The contents of an intemperate noodle sachet put paid to monthly Scat Night

Glebe

An arse acts disrespectfully in a public venue.

dissolute ocelot

Moomintroll accidentally posts an obscene limerick into the group WhatsApp.

touchingcloth

You watch The Usual Suspects for the twentieth time, and are still surprised by who Keyer Soze is.

derek stitt

#583
Getting nostalgic for the simpler times, when Bukkake were only known as sperm baths.

touchingcloth

Your name suddenly becomes Güenter, and your non-avuncular uncle starts calling you Cunter.

Shoulders?-Stomach!

How did a guy born in Scunthorpe in the 1980s go on to become Nothing?


Find out Tonight, in Nothing

Glebe

John from Worthing plays Crash Bandicoot on his old PS1 while his wife is having triplets. The nursemaid sends him a pic and he replies with a smiley emoji. Then it's back to Crash Bandicoot.

batwings

A mobile cervical smear testing scheme turns out be a wrong-brained ex squaddie with a packet of cotton ear buds at the back of the Asda shuttle bus.

Richard Dawkins chases an Islamic blue-bottle around his conservatory with a rolled up Observer.

Your old wank puppet winds up on Storage Wars.






derek stitt

Your mum pays to go and see a Psychic who claims to speak to the characters killed off in Soap Operas.

Shoulders?-Stomach!

Your official, legal, registered civil partner says your jeb helm honks of cliffs

batwings

Mid-examination, your proctologist starts nervously reciting the Lord's Prayer under their breath.


Glebe

A melted Aero clogs up your good suit jacket pocket.

Shoulders?-Stomach!

It's arse nits. And the matron approaches with the dreaded nit comb.

pancreas

Your wife has had enough and makes you sells off your rat milk dairy.

Shoulders?-Stomach!

Stereophonics steal your dog. You ask them to give it back, but they won't. They just won't!

petril

Quote from: Shoulders?-Stomach! on September 23, 2020, 10:04:09 AM
Stereophonics steal your dog. You ask them to give it back, but they won't. They just won't!

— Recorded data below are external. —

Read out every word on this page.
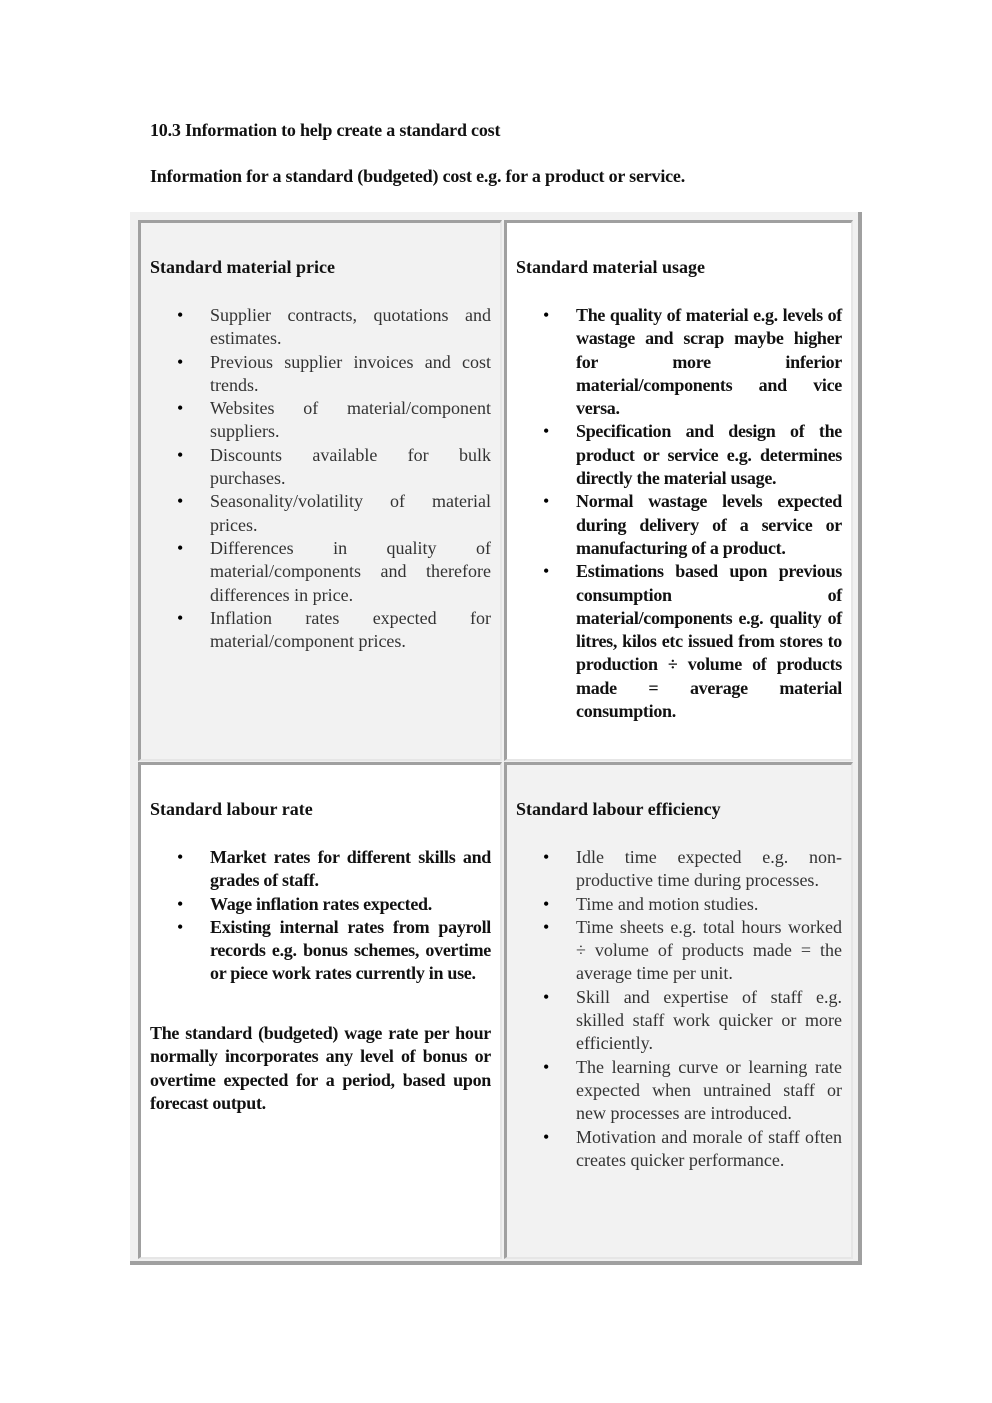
10.3 Information to help create a standard cost
Information for a standard (budgeted) cost e.g. for a product or service.
Standard material price
• Supplier contracts, quotations and estimates.
• Previous supplier invoices and cost trends.
• Websites of material/component suppliers.
• Discounts available for bulk purchases.
• Seasonality/volatility of material prices.
• Differences in quality of material/components and therefore differences in price.
• Inflation rates expected for material/component prices.
Standard material usage
• The quality of material e.g. levels of wastage and scrap maybe higher for more inferior material/components and vice versa.
• Specification and design of the product or service e.g. determines directly the material usage.
• Normal wastage levels expected during delivery of a service or manufacturing of a product.
• Estimations based upon previous consumption of material/components e.g. quality of litres, kilos etc issued from stores to production ÷ volume of products made = average material consumption.
Standard labour rate
• Market rates for different skills and grades of staff.
• Wage inflation rates expected.
• Existing internal rates from payroll records e.g. bonus schemes, overtime or piece work rates currently in use.
The standard (budgeted) wage rate per hour normally incorporates any level of bonus or overtime expected for a period, based upon forecast output.
Standard labour efficiency
• Idle time expected e.g. non-productive time during processes.
• Time and motion studies.
• Time sheets e.g. total hours worked ÷ volume of products made = the average time per unit.
• Skill and expertise of staff e.g. skilled staff work quicker or more efficiently.
• The learning curve or learning rate expected when untrained staff or new processes are introduced.
• Motivation and morale of staff often creates quicker performance.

your counter of sending then a thousand Swan Vestas is completely ignored

derek stitt

No, filling up empty Fray Bentos tins with your own manure and then fly tipping them on national trust ground is not performance art, it's Satan's work and you know it.

Glebe

Ron from Stornoway begins a bitter dispute with his local supermarket over their batch of stale digestives.

Quote

'The Britain We Knew' Facebook group:

QuoteJan: Thinking back to the days of daily milk delivery ... remember the milkman?